« №2865 藤田嗣治作品展 | トップページ | №2867 大宮盆栽美術館 »

2015年10月30日 (金)

№2866 【図書館】について考える

 この日の新聞に、「本が売れないのは図書館の貸し出しが一因」という記事が載っていた。このところ、とみに出版の不況が話題にされている。そして、本が売れなくなった要因に、インターネットやスマホの普及とともに、公共図書館が増えたことが原因とすることが多い。

Photo_2 朝日新聞の資料によると、公共図書館の貸し出し冊数の増加に反比例して、書籍の売り上げが減っているようだ。ある出版社の社長は、「図書館で新刊の一年間貸し出し猶予」を提案しているという。

 私は、図書館のヘビーユーザーである。月に2度の図書館通いは欠かせない。だから、このニュースは看過できない。

 私は思うのだが、出版不況の第一の要因は【出版企画の貧困】にある。売れないのは、第一に出版社側にある。それを差し置いて、外部に要因を求めるのは無責任というものだ。

 現に、昨年話題になったトマ・ピケティの『21世紀の資本』(みすず書房)は、高額な専門書にもかかわらず、10万部以上も売れたという。この本は例外としても、本が売れていない事実はある。

 私は、今では書店で本を買うことはほとんどない。大半、図書館で間に合わせている。どうだろうか、年間170~80冊も本を借りている。さらに、私が図書館で借りる本は、5年も10年もたった既刊本がほとんどで、新刊を借りることはない。緊急に読みたいと思う新刊がほとんどない。既刊本で充分間に合うからだ。

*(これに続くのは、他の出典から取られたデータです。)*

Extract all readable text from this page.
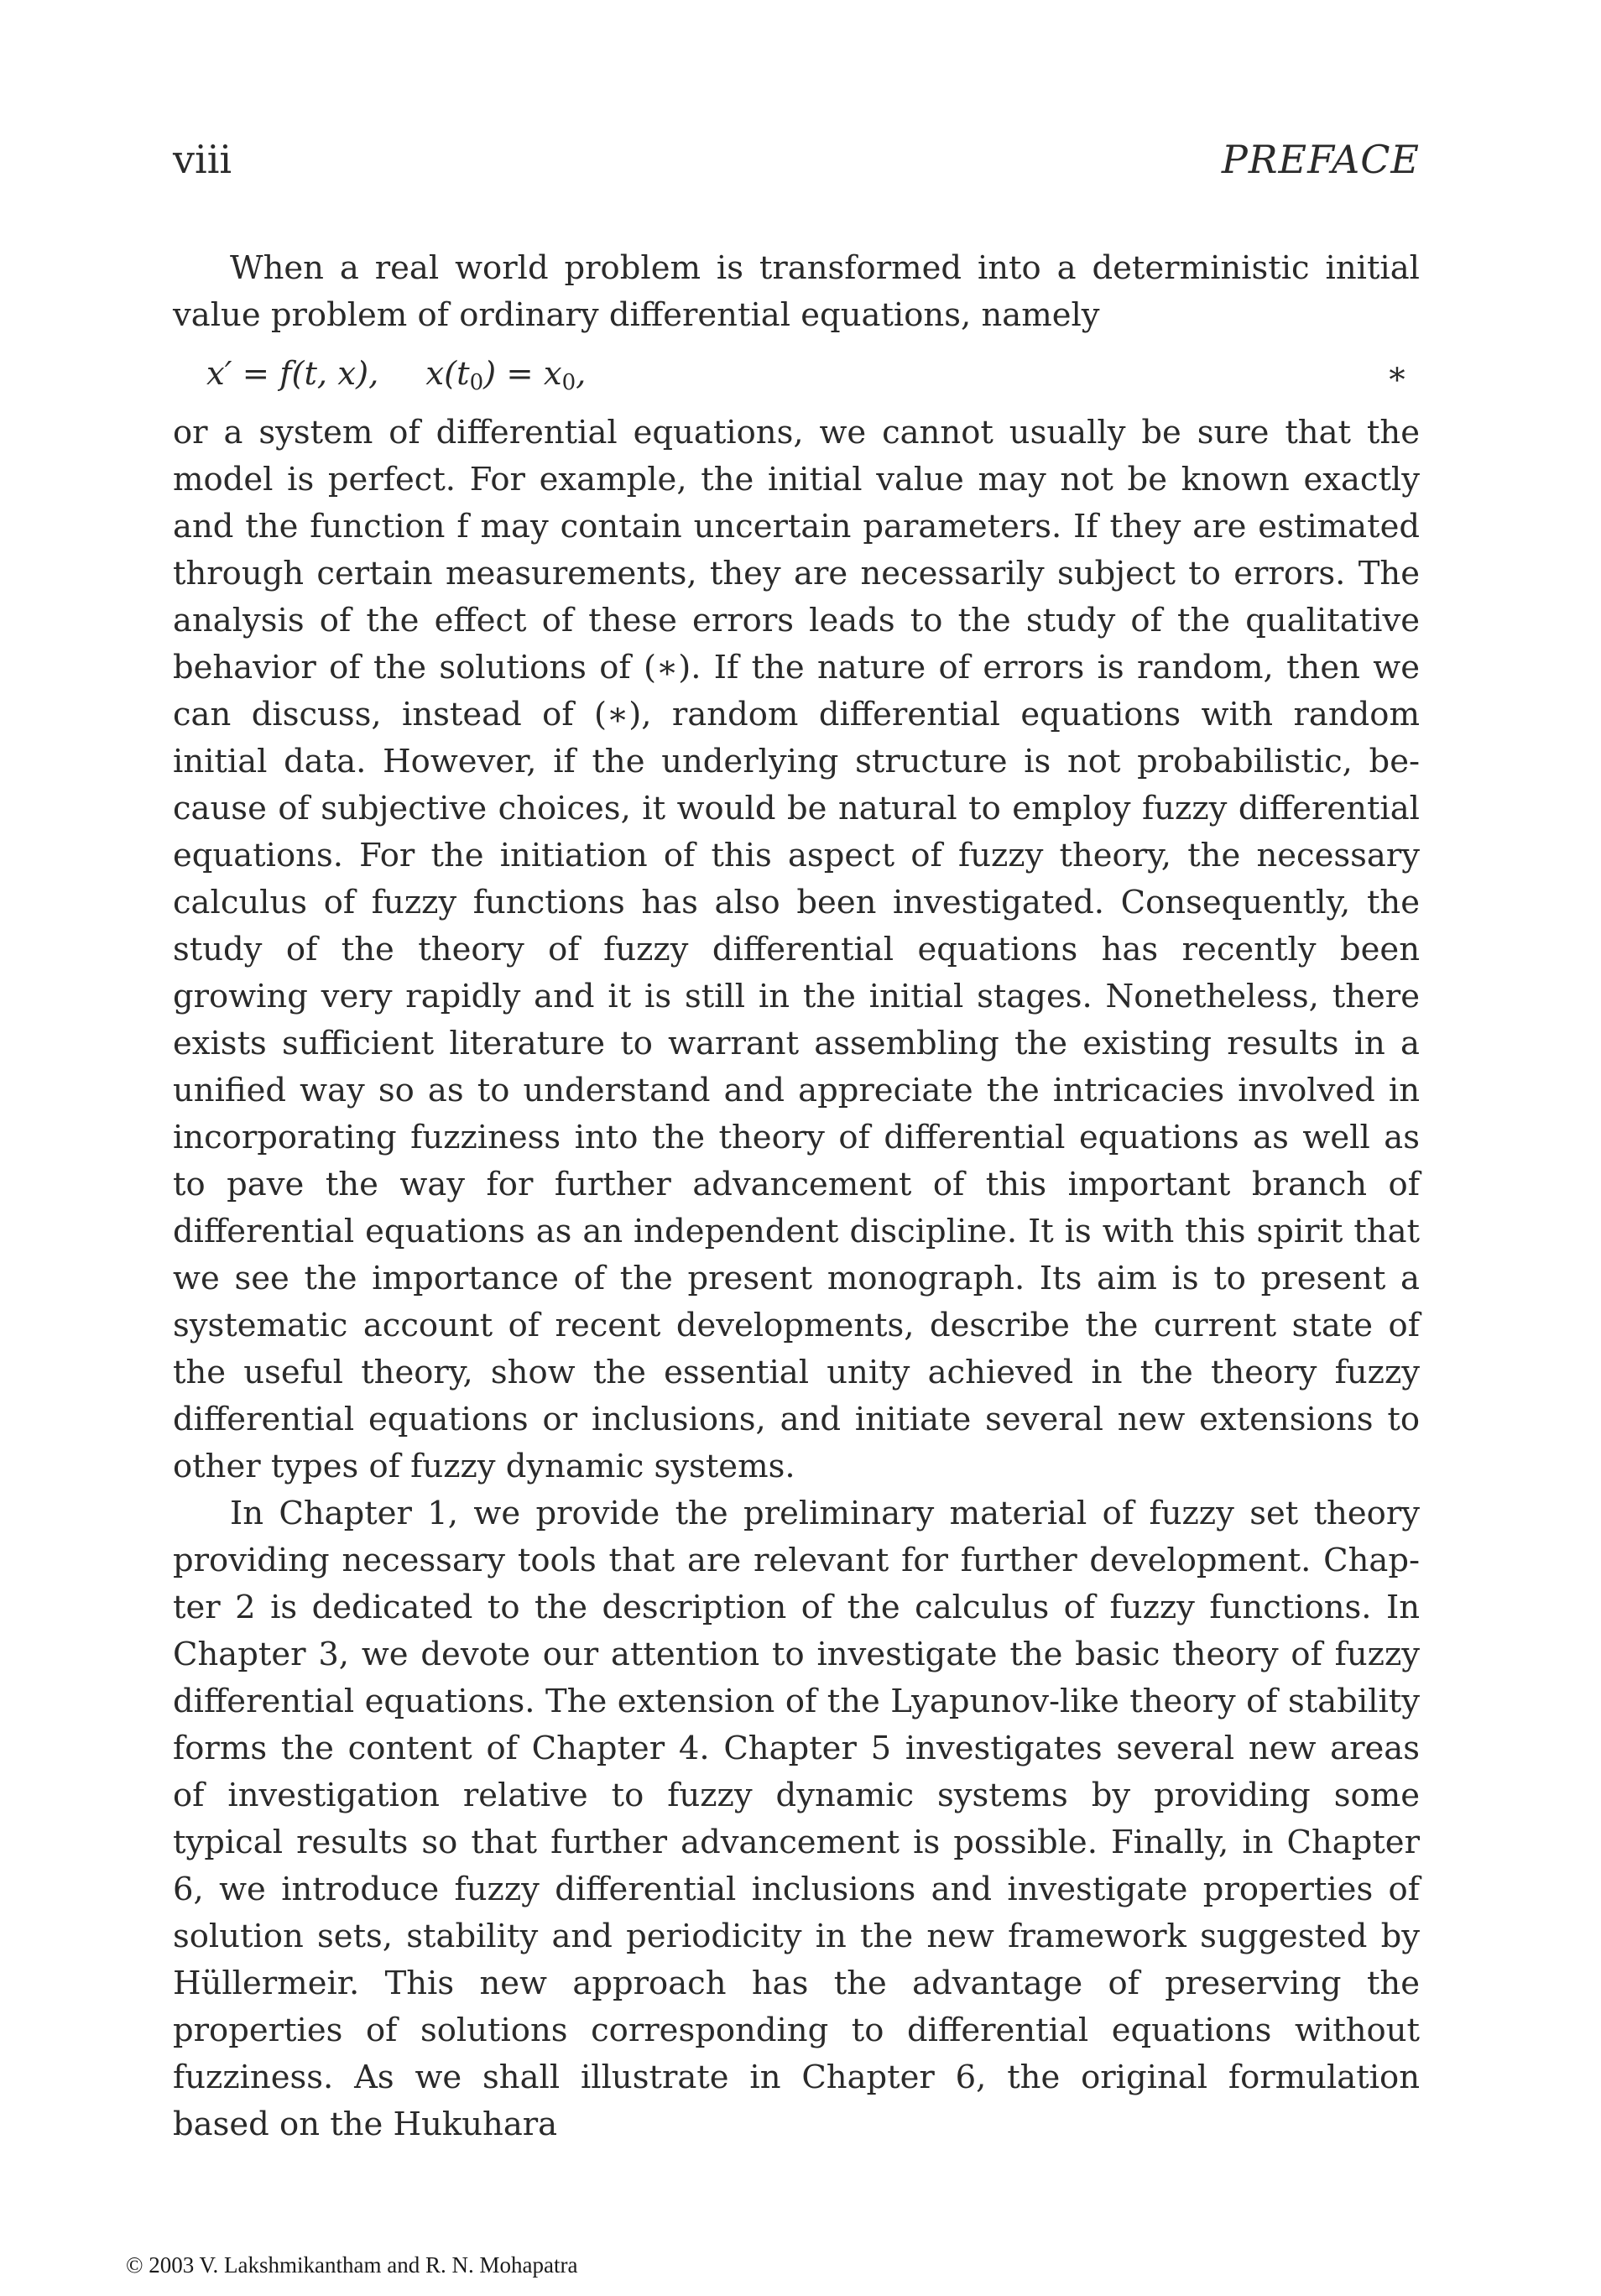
viii	PREFACE

When a real world problem is transformed into a deterministic initial value problem of ordinary differential equations, namely

x′ = f(t, x), $x(t_0) = x_0$,	∗

or a system of differential equations, we cannot usually be sure that the model is perfect. For example, the initial value may not be known exactly and the function f may contain uncertain parameters. If they are estimated through certain measurements, they are necessarily subject to errors. The analysis of the effect of these errors leads to the study of the qualitative behavior of the solutions of (∗). If the nature of errors is random, then we can discuss, instead of (∗), random differential equations with random initial data. However, if the underlying structure is not probabilistic, because of subjective choices, it would be natural to employ fuzzy differential equations. For the initiation of this aspect of fuzzy theory, the necessary calculus of fuzzy functions has also been investigated. Consequently, the study of the theory of fuzzy differential equations has recently been growing very rapidly and it is still in the initial stages. Nonetheless, there exists sufficient literature to warrant assembling the existing results in a unified way so as to understand and appreciate the intricacies involved in incorporating fuzziness into the theory of differential equations as well as to pave the way for further advancement of this important branch of differential equations as an independent discipline. It is with this spirit that we see the importance of the present monograph. Its aim is to present a systematic account of recent developments, describe the current state of the useful theory, show the essential unity achieved in the theory fuzzy differential equations or inclusions, and initiate several new extensions to other types of fuzzy dynamic systems.

In Chapter 1, we provide the preliminary material of fuzzy set theory providing necessary tools that are relevant for further development. Chapter 2 is dedicated to the description of the calculus of fuzzy functions. In Chapter 3, we devote our attention to investigate the basic theory of fuzzy differential equations. The extension of the Lyapunov-like theory of stability forms the content of Chapter 4. Chapter 5 investigates several new areas of investigation relative to fuzzy dynamic systems by providing some typical results so that further advancement is possible. Finally, in Chapter 6, we introduce fuzzy differential inclusions and investigate properties of solution sets, stability and periodicity in the new framework suggested by Hüllermeir. This new approach has the advantage of preserving the properties of solutions corresponding to differential equations without fuzziness. As we shall illustrate in Chapter 6, the original formulation based on the Hukuhara

© 2003 V. Lakshmikantham and R. N. Mohapatra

 いつも通う市立図書館は、平日も一杯である。それもほとんどが老人だ。老人が時間を有効に使うのに、これほど素敵な空間はない。図書館は、老人にとっての憩いの場としても重要だ。「図書館害悪論」は実態の知らない人のいうことだ。

 また、先日もこういうことがあった。愛知県の小牧市で市民投票があり、TSUTAYAが運営する新しい図書館を造るのに反対意見が多数になったという。選書が問題になったようだ。

 ただ、私が通う市立図書館の運営を見ている限り、何故市が図書館を運営しなければならないのだ、という疑問が湧く。半公務員が運営する図書館は、休館日が結構多い。毎週一回の休館のほかに、やれ棚卸だ、市の行事があるからと休んでいる。

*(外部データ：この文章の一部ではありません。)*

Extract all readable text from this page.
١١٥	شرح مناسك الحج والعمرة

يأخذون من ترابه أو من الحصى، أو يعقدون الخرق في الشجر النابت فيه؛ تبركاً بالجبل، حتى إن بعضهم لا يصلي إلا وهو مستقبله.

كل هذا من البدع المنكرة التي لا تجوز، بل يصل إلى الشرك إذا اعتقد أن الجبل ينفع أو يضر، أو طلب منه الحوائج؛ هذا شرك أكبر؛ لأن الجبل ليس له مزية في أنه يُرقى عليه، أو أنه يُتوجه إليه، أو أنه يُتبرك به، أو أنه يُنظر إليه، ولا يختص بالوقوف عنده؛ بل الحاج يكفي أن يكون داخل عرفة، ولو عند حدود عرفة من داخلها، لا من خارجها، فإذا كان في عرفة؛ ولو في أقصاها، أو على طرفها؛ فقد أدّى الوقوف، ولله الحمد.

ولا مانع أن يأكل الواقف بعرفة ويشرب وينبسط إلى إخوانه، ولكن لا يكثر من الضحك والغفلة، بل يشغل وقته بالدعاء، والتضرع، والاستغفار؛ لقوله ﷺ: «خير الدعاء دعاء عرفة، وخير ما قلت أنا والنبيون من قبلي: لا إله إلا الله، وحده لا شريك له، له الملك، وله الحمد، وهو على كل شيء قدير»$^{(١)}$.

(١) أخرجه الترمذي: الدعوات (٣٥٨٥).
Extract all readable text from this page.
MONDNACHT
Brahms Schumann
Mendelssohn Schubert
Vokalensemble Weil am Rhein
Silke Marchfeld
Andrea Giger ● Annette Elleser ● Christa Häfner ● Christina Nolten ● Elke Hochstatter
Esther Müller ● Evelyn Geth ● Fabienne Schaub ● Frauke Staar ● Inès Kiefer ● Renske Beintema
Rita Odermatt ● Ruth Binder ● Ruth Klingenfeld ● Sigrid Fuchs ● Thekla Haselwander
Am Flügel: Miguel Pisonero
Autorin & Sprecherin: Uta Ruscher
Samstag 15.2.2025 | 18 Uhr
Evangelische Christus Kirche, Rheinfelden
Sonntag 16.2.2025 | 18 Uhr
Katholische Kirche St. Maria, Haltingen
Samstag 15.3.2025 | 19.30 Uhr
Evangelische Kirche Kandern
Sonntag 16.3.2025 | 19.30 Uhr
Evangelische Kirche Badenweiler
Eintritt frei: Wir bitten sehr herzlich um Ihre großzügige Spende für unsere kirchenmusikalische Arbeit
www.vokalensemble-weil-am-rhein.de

 さらに、問題は閉館時間だ。毎日、午後5時には閉館となる。あまりにも早すぎるのだ。これが第3セクターに委託すると、こんなことはなくなるのじゃないかと期待している。第3セクターが運営する図書館の中には、年中無休で、開館時間は午前9時から午後9時までのところもあるらしい。さらには、コーヒーショップを併設しているという。

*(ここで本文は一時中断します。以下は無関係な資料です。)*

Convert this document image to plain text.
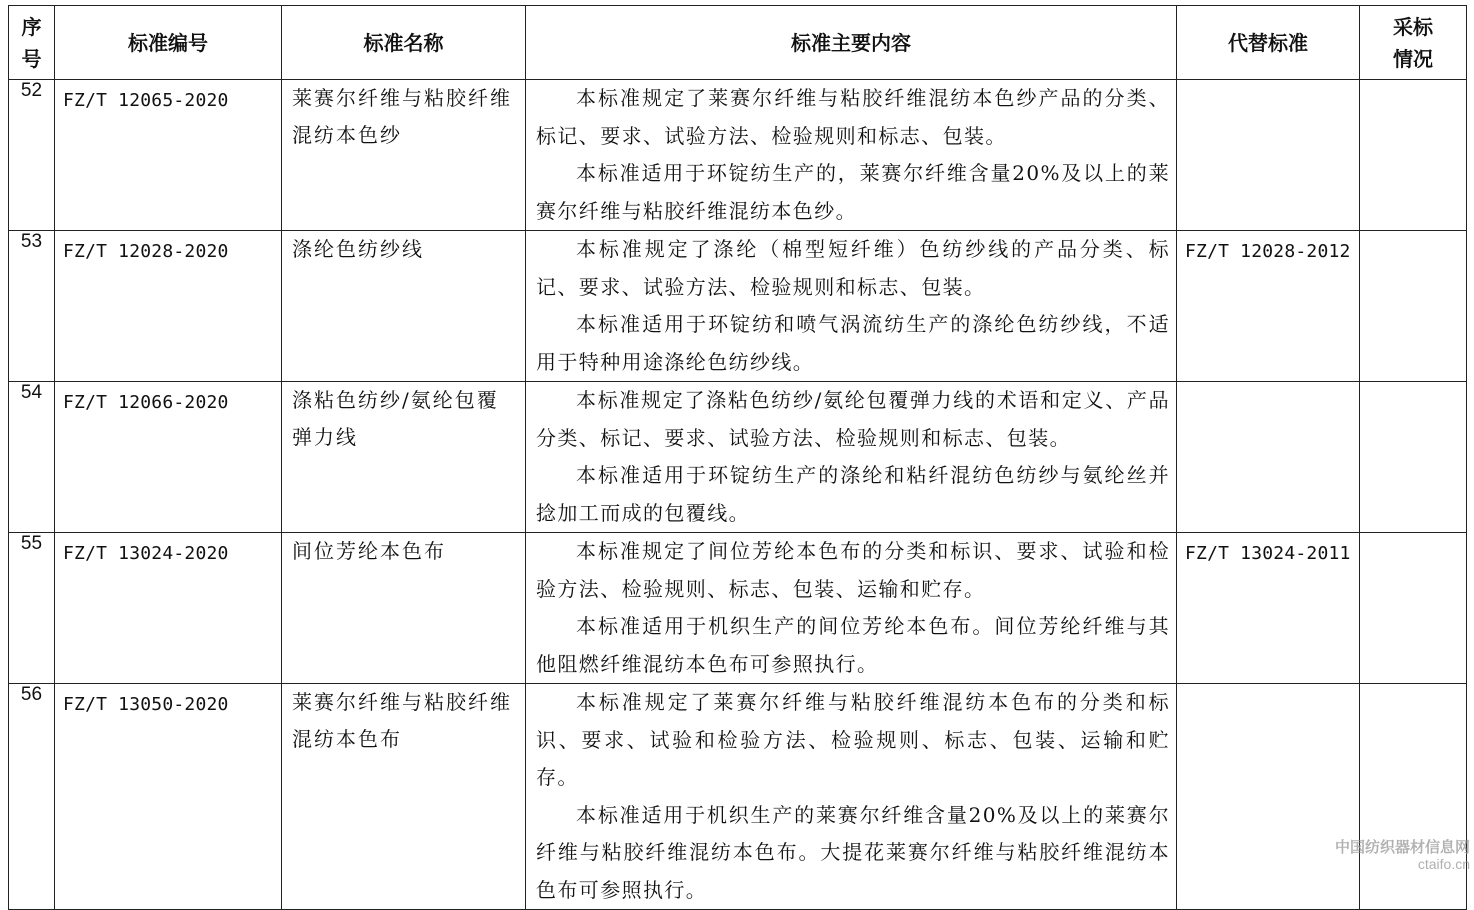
序号	标准编号	标准名称	标准主要内容	代替标准	采标情况
52	FZ/T 12065-2020	莱赛尔纤维与粘胶纤维混纺本色纱	本标准规定了莱赛尔纤维与粘胶纤维混纺本色纱产品的分类、标记、要求、试验方法、检验规则和标志、包装。

本标准适用于环锭纺生产的，莱赛尔纤维含量20%及以上的莱赛尔纤维与粘胶纤维混纺本色纱。		

53	FZ/T 12028-2020	涤纶色纺纱线	本标准规定了涤纶（棉型短纤维）色纺纱线的产品分类、标记、要求、试验方法、检验规则和标志、包装。

本标准适用于环锭纺和喷气涡流纺生产的涤纶色纺纱线，不适用于特种用途涤纶色纺纱线。	FZ/T 12028-2012	
54	FZ/T 12066-2020	涤粘色纺纱/氨纶包覆弹力线	本标准规定了涤粘色纺纱/氨纶包覆弹力线的术语和定义、产品分类、标记、要求、试验方法、检验规则和标志、包装。

本标准适用于环锭纺生产的涤纶和粘纤混纺色纺纱与氨纶丝并捻加工而成的包覆线。		

55	FZ/T 13024-2020	间位芳纶本色布	本标准规定了间位芳纶本色布的分类和标识、要求、试验和检验方法、检验规则、标志、包装、运输和贮存。

本标准适用于机织生产的间位芳纶本色布。间位芳纶纤维与其他阻燃纤维混纺本色布可参照执行。	FZ/T 13024-2011	
56	FZ/T 13050-2020	莱赛尔纤维与粘胶纤维混纺本色布	本标准规定了莱赛尔纤维与粘胶纤维混纺本色布的分类和标识、要求、试验和检验方法、检验规则、标志、包装、运输和贮存。

本标准适用于机织生产的莱赛尔纤维含量20%及以上的莱赛尔纤维与粘胶纤维混纺本色布。大提花莱赛尔纤维与粘胶纤维混纺本色布可参照执行。		

中国纺织器材信息网
ctaifo.cn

 TSUTAYAが良いかどうかは別として、TRC(図書館流通センター)、NPO法人のような第3セクターに委託している公共図書館は増えている。私は、公務員が運営するよりはよっぽど良いと思うのだが、どうだろうか。

|

« №2865 藤田嗣治作品展 | トップページ | №2867 大宮盆栽美術館 »

読書日誌」カテゴリの記事

コメント

公務員→遅れず休まず働かずそして犯罪行為でもしない限り首にならない。この基本を変えずに、住民サービスを向上させるには、アウトソーシングとなるのは無理からぬ事。
本来ならば公務員労働の基本をサービス産業的に転換するのが王道だと思うのだが~
書店時代、ある出版社の営業に夕方電話し、16時45分を過ぎるとテープレコーダーからの音声が流れた。
他山の石として学ばなければと痛感した事、懐かしい思い出であります。

投稿: アスペル山ちゃん | 2015年10月30日 (金) 午後 08時20分

コメントを書く



(ウェブ上には掲載しません)




« №2865 藤田嗣治作品展 | トップページ | №2867 大宮盆栽美術館 »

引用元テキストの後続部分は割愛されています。